もちろんその子は知香本人なのだが知香はそんな事知る由もない。
「で・・・その好きな人とは今どんな感じなんですか?」
知香の言葉に樹は知香を見つめる。
「どうだろうね~。好きって言いたいけど・・どうも俺って本気の女の人に対してはヘタレなんだよ」
そういうと樹は砂浜に腰を下ろした。
知香もそれにつられて腰を下す。
「そうは見えませんよ」
樹は苦笑いをした。
「・・・・でも残念ながら本当の事、幻滅した?」
知香は首を横に振った。
「私の中での樹さんて、イケメンで完璧で何でも軽くこなすって
イメージが強かったから・・ちょっと意外と言うか・・・」
樹はフッと笑うと知香を見た。
「あーよかった。

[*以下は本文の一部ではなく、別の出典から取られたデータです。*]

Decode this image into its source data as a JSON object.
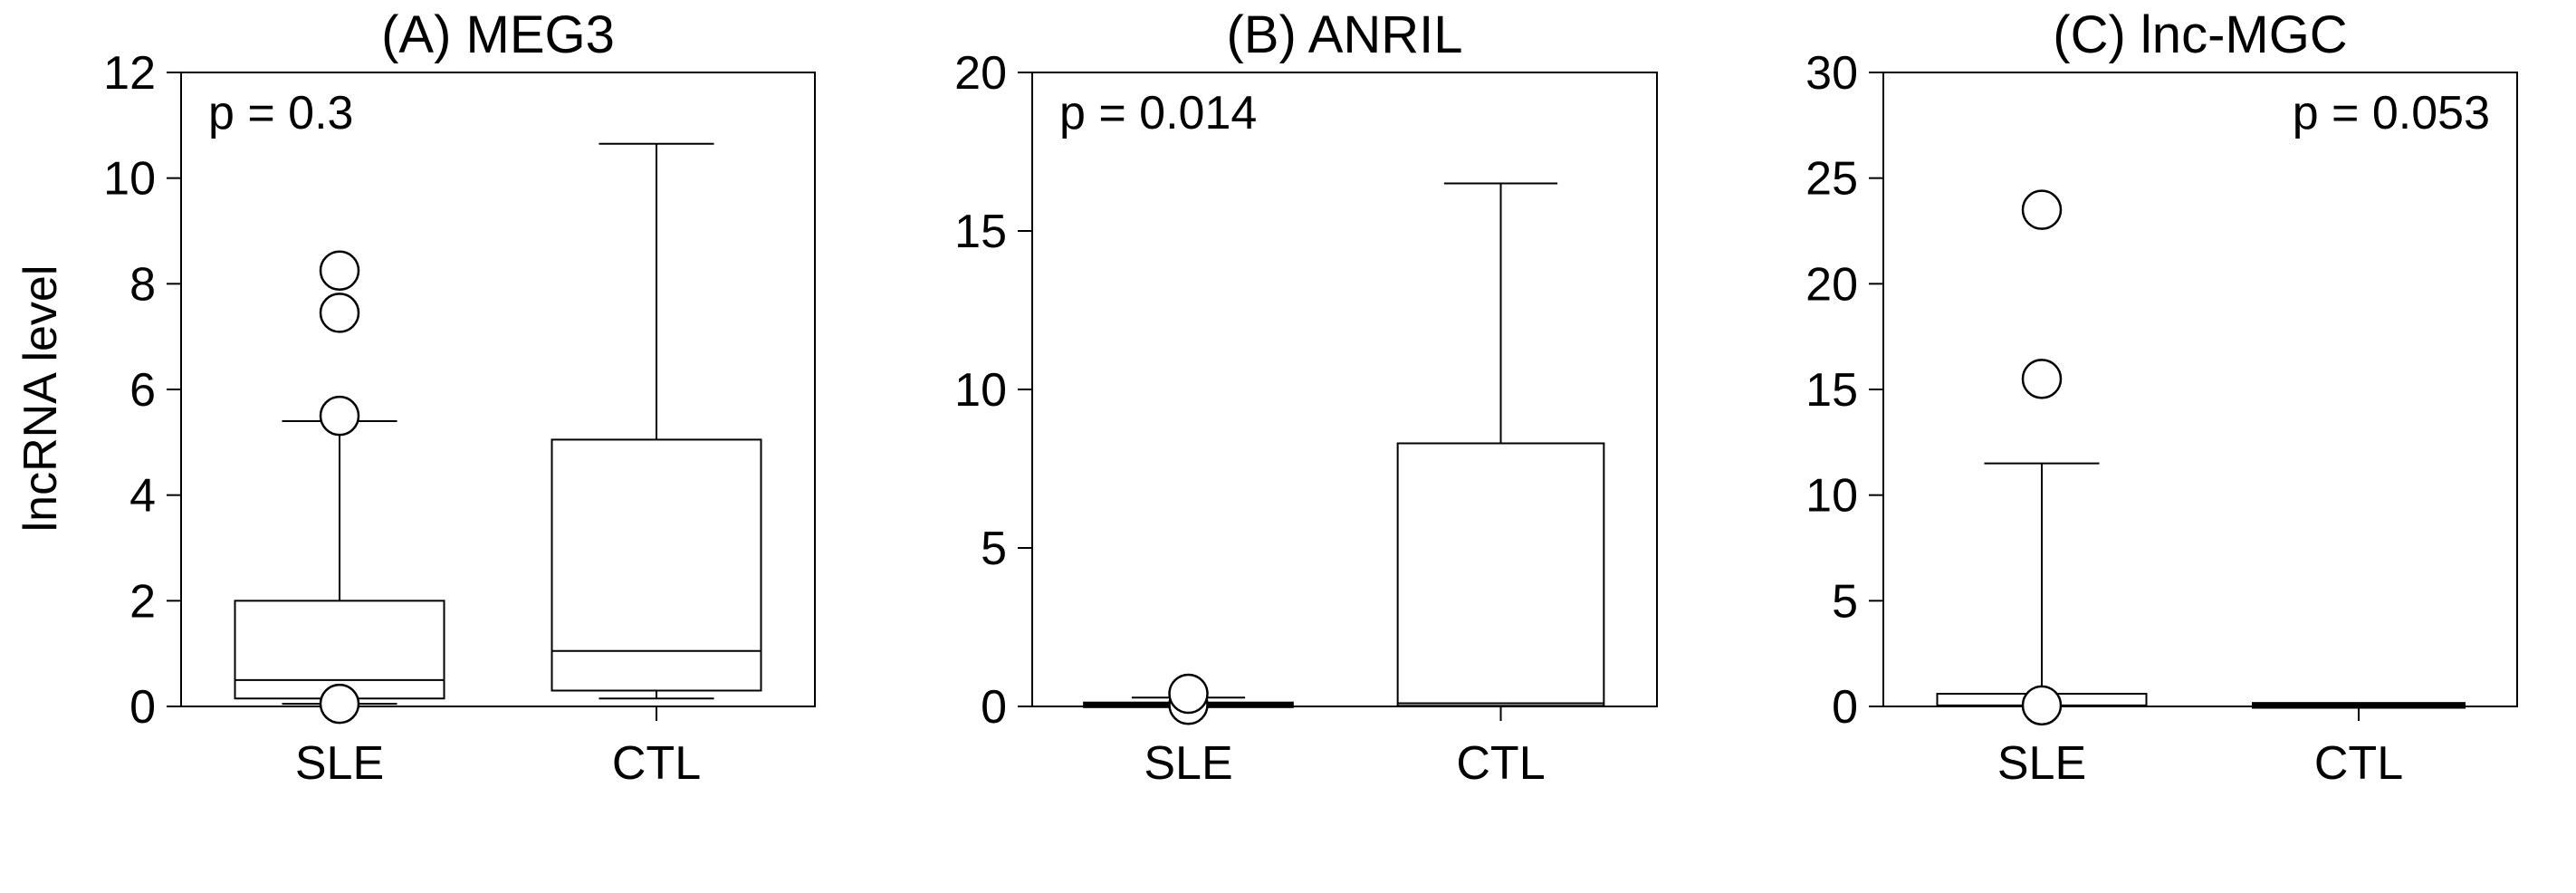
{
  "figure": {
    "ylabel": "lncRNA level"
  },
  "chart_data": [
    {
      "type": "box",
      "title": "(A) MEG3",
      "ylabel": "lncRNA level",
      "annotation": "p = 0.3",
      "annotation_position": "top-left",
      "categories": [
        "SLE",
        "CTL"
      ],
      "ylim": [
        0,
        12
      ],
      "yticks": [
        0,
        2,
        4,
        6,
        8,
        10,
        12
      ],
      "boxes": [
        {
          "category": "SLE",
          "whisker_low": 0.05,
          "q1": 0.15,
          "median": 0.5,
          "q3": 2.0,
          "whisker_high": 5.4,
          "outliers": [
            0.05,
            5.5,
            7.45,
            8.25
          ]
        },
        {
          "category": "CTL",
          "whisker_low": 0.15,
          "q1": 0.3,
          "median": 1.05,
          "q3": 5.05,
          "whisker_high": 10.65,
          "outliers": []
        }
      ]
    },
    {
      "type": "box",
      "title": "(B) ANRIL",
      "annotation": "p = 0.014",
      "annotation_position": "top-left",
      "categories": [
        "SLE",
        "CTL"
      ],
      "ylim": [
        0,
        20
      ],
      "yticks": [
        0,
        5,
        10,
        15,
        20
      ],
      "boxes": [
        {
          "category": "SLE",
          "whisker_low": 0.0,
          "q1": 0.02,
          "median": 0.04,
          "q3": 0.08,
          "whisker_high": 0.28,
          "outliers": [
            0.05,
            0.4
          ]
        },
        {
          "category": "CTL",
          "whisker_low": 0.0,
          "q1": 0.02,
          "median": 0.1,
          "q3": 8.3,
          "whisker_high": 16.5,
          "outliers": []
        }
      ]
    },
    {
      "type": "box",
      "title": "(C) lnc-MGC",
      "annotation": "p = 0.053",
      "annotation_position": "top-right",
      "categories": [
        "SLE",
        "CTL"
      ],
      "ylim": [
        0,
        30
      ],
      "yticks": [
        0,
        5,
        10,
        15,
        20,
        25,
        30
      ],
      "boxes": [
        {
          "category": "SLE",
          "whisker_low": 0.0,
          "q1": 0.0,
          "median": 0.05,
          "q3": 0.6,
          "whisker_high": 11.5,
          "outliers": [
            0.05,
            15.5,
            23.5
          ]
        },
        {
          "category": "CTL",
          "whisker_low": 0.0,
          "q1": 0.0,
          "median": 0.05,
          "q3": 0.1,
          "whisker_high": 0.1,
          "outliers": []
        }
      ]
    }
  ]
}
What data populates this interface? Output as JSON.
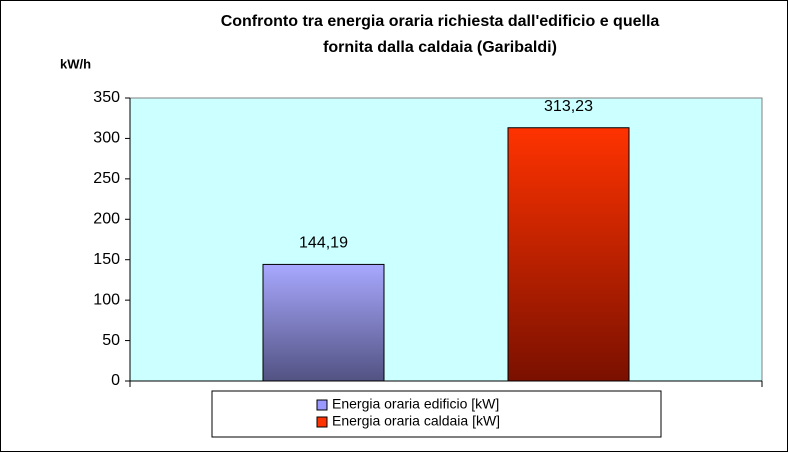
{
  "chart_data": {
    "type": "bar",
    "title": [
      "Confronto tra energia oraria richiesta dall'edificio e quella",
      "fornita dalla caldaia (Garibaldi)"
    ],
    "ylabel": "kW/h",
    "categories": [
      null
    ],
    "series": [
      {
        "name": "Energia oraria edificio [kW]",
        "color": "#9999ff",
        "values": [
          144.19
        ],
        "value_labels": [
          "144,19"
        ]
      },
      {
        "name": "Energia oraria caldaia [kW]",
        "color": "#ff3300",
        "values": [
          313.23
        ],
        "value_labels": [
          "313,23"
        ]
      }
    ],
    "ylim": [
      0,
      350
    ],
    "yticks": [
      0,
      50,
      100,
      150,
      200,
      250,
      300,
      350
    ],
    "legend": "bottom"
  }
}
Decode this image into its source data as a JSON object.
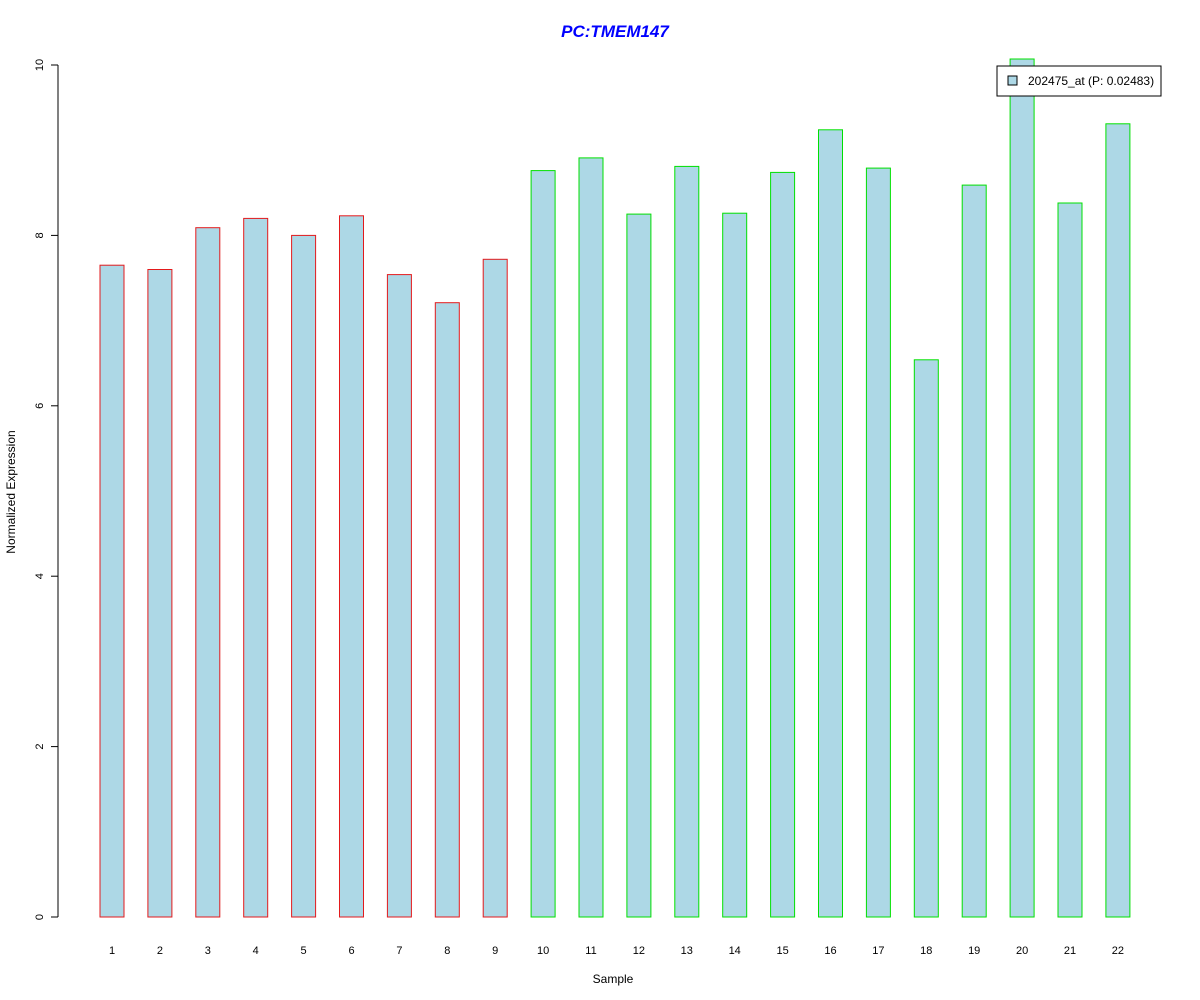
{
  "chart_data": {
    "type": "bar",
    "title": "PC:TMEM147",
    "xlabel": "Sample",
    "ylabel": "Normalized Expression",
    "ylim": [
      0,
      10
    ],
    "yticks": [
      0,
      2,
      4,
      6,
      8,
      10
    ],
    "grid": false,
    "legend_position": "top-right",
    "categories": [
      "1",
      "2",
      "3",
      "4",
      "5",
      "6",
      "7",
      "8",
      "9",
      "10",
      "11",
      "12",
      "13",
      "14",
      "15",
      "16",
      "17",
      "18",
      "19",
      "20",
      "21",
      "22"
    ],
    "series": [
      {
        "name": "202475_at (P: 0.02483)",
        "values": [
          7.65,
          7.6,
          8.09,
          8.2,
          8.0,
          8.23,
          7.54,
          7.21,
          7.72,
          8.76,
          8.91,
          8.25,
          8.81,
          8.26,
          8.74,
          9.24,
          8.79,
          6.54,
          8.59,
          10.07,
          8.38,
          9.31
        ]
      }
    ],
    "groups": [
      {
        "samples": [
          "1",
          "2",
          "3",
          "4",
          "5",
          "6",
          "7",
          "8",
          "9"
        ],
        "border_color": "#e31a1c"
      },
      {
        "samples": [
          "10",
          "11",
          "12",
          "13",
          "14",
          "15",
          "16",
          "17",
          "18",
          "19",
          "20",
          "21",
          "22"
        ],
        "border_color": "#00e000"
      }
    ],
    "colors": {
      "bar_fill": "#add8e6",
      "title": "#0000ff",
      "axis": "#000000"
    }
  }
}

」
「え?」
何が良かったのかわからず首を傾けると
「知香ちゃんの俺のイメージが徐々によくなってきてるから・・・」
そう言ってこれでもかと言うほどの笑顔を見せるもんだから
知香は反則だ―と心の中で叫んだ。時計を見ると
午後1時を少し過ぎた頃だった。
「もうこんな時間なんだね。・・・ランチでも行く?」
樹が立ちあがると知香も立ち上がっておしりの砂を掃った。
知香は樹の想い人の事が気になりつつも笑顔を作った。
「樹さん。好きな人とうまくいくといいですね。」
知香の言葉に樹が微笑む。
「うん」
だが樹の本心は・・・
うまくいきたいよ!君とね!君と・・・そう心の中で呟いた。